Colorado Springs News, Sports & Business

Gazette Premium Content Colorado Springs Leechpit, home to vintage clothing and memorabilia, to close this summer

By Ned Hunter Updated: June 7, 2013 at 9:23 am

Despite an offer of a new home for its collection of vintage memorabilia, the Leechpit will close July 13 because the owner of its current site at 802 N. Nevada Ave. has other plans for the building.

The Leechpit, which leases the building from Colorado College, caters mostly to hipsters and a nostalgic crowd seeking non-mainstream clothing and music.

Inside, the store is filled with used cowboy boots, tin lunch boxes, '80s band T-shirts, rows of "ugly" sweaters, Zippo lighters and thousands of vinyl records, like "Pink Floyd" and "Meet the Rutles."

Outside, its walls are covered with sun-blanched posters of off-beat bands and advertisements.

"I think it fits in really well with my vision of Colorado College," said Mark Pimentel, 56, who bought a Leechpit shirt for his son on Thursday. "It's trippy, eclectic; it's what you see on campus."

In August 2011, almost immediately after a leadership change at the college, Leechpit owner Adam Leech said CC officials told him they would not renew his two-year lease, which expires July 31. Leech will close his store a few weeks before so he has time to move its thousands of items.

"July 13 is the end of the road for us," Leech said.

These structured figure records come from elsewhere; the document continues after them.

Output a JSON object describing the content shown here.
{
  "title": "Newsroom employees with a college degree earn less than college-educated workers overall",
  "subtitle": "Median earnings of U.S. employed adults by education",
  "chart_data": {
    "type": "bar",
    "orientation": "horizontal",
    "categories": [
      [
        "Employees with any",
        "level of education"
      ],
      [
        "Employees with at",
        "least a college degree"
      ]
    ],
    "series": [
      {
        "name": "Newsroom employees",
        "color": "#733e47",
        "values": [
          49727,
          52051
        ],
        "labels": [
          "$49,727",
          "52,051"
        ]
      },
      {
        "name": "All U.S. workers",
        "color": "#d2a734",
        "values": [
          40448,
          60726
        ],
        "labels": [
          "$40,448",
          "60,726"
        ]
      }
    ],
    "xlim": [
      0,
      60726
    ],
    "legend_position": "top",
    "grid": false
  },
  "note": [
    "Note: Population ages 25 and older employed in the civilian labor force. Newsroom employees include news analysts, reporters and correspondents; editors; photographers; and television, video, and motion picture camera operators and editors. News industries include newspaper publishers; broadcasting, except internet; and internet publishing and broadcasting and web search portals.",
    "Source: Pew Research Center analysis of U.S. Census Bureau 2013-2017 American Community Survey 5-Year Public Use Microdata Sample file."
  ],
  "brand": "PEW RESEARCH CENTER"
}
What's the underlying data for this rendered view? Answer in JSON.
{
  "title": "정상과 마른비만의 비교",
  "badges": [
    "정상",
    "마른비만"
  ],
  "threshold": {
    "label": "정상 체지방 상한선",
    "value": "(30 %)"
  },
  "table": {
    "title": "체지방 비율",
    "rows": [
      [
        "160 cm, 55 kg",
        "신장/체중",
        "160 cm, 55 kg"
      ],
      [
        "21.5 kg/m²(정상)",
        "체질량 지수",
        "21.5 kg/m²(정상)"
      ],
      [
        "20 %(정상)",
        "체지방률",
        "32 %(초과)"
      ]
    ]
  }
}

The building was originally Toons Music & Film, a once popular location for midnight CD releases, concerts and other events, Leech said. He worked at Toons in 1994 when he was 15. That business closed around April 2008, Leech said.

Now Leech has less than eight weeks to do the same.

Leslie Weddell, college news director, said the college wants the building for future student activities.

"We are looking at the space for creative collaborative endeavors for our students, and we feel it's a good space for the students that meet our students' needs," she said.

Late last year, the college offered Leech another building for his business, Leech said. But he declined, saying the other building is "unsuitable" for most retail businesses.

When asked why the college did not let Leech stay where he is and use the other building for student activities instead, Weddell said:

"We feel this (the Leechpit building) is a good space for the use and the needs of our students, and we are putting our students' needs first."

For James Melton, 31, the Leechpit is more than a place to find vintage clothing.

"It brings back a lot of memories of growing up in the 80's," he said.

Leech opened the first Leechpit in 2003 at 708 N. Weber St. He moved to his current location in 2011.

To prepare for the closure, Leech already is selling items at a discount. On Thursday, it was buy-three/get-one-free, and the deals will get better as the deadline to vacate the building draws closer.

So far, Leech has not found another location for his store. He said he has looked at several other places, but none seemed "worthy."

He would like to stay in the college district where he was born and raised, or perhaps the city's west side.

"It seems illogical that there would be no place for us," he said, "but it's about protecting your baby, and this is my baby."